Valley Custom Shop a créé certaines des voitures les plus admirées de la scène des hot rod en raison de son sens aigu des proportions et de ses modifications. Même le SoCal Streamliner, qui a établi des records de vitesse au sol sur des lacs asséchés, a été dessiné et fabriqué par Valley Custom Shop.

Le dernier de cette lignée de renom, c’est Rod Emory, et il perpétue l’héritage de la plus belle des manières. Sa passion pour les voitures l’a notamment guidé vers un modèle de Porsche mythique: la 356. Cela fait plus de 20 ans qu’il transforme ces ancêtres allemand en « outlaw », de vrais hors-la-loi de la route.

Rod Emory

La Porsche 356 RSR

La 356 RSR est un hommage aux 935 de compétition des années 70. Elle est la dernière création de Rod Emory qui une fois de plus dénote dans la restauration de voitures anciennes.

Comme le garage le précise sur chacun de modèle, elle est une outlaw, une hors-la-loi qui n’a de pitié pour rien et encore moins pour son conducteur. Avec un moteur de 400 chevaux, inutile de dire que le les sensations de conduite relèvent davantage de la survie que du plaisir.

Elle reprend cependant la forme si particulière de la petite baignoire à roues de M. Porsche et l’agrémente de touches racing.

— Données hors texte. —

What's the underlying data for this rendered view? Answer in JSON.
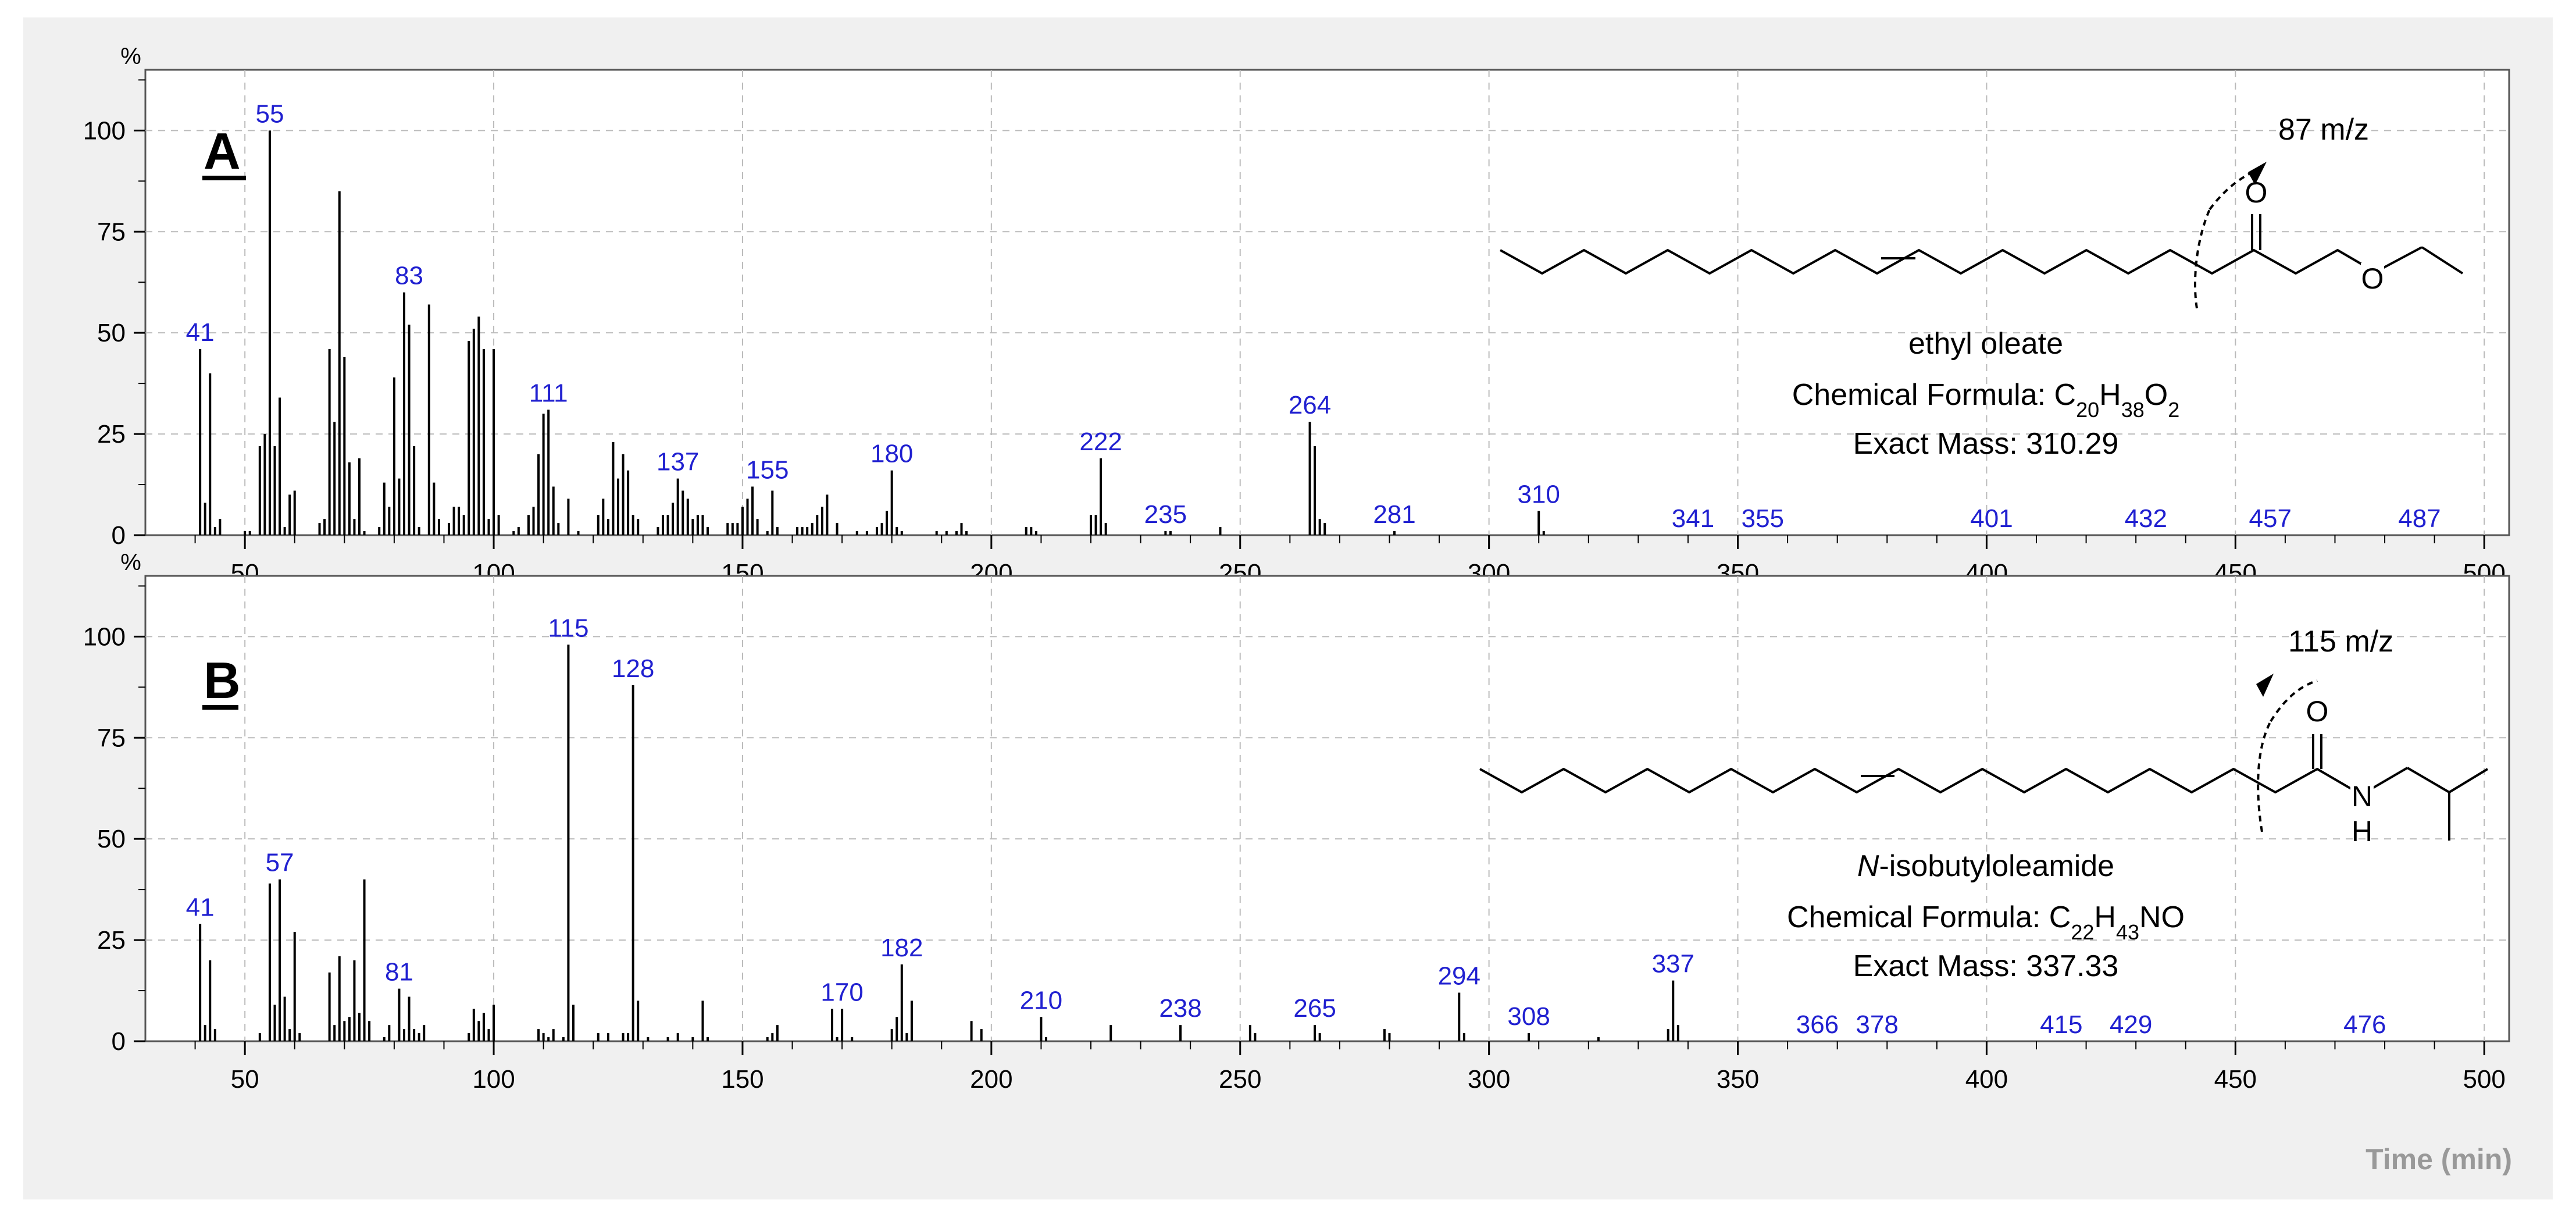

Cette voiture a commencé sa vie en tant que 356B de 1960 et, comme la plupart des véhicules qui se rendent dans l’atelier de Rod, c’était une trouvaille de grange rouillée et mal aimée.

La carosserie, déjà bien usée par le temps a été retirée et remplacée par des panneaux d’aluminium frappés à la main, étirés et façonnés pour assurer le refroidissement du moteur tout en conservant de réelles performances aérodynamiques.

Côté moteur, il n’est évidemment pas stock mais provient bel et bien du garage de conception Emory: un bon gros moteur de 911 bourré aux prots. Pour finaliser la prépa mécanique, deux turbos ont été ajoutés pour finaliser ce qui relève davantage d’un monstre que d’une auto aujourd’hui.

Une fois de plus un modèle sublime bien que déroutant.

Pour les amateurs de mécanique, un petit tour sur le site de l’atelier s’impose !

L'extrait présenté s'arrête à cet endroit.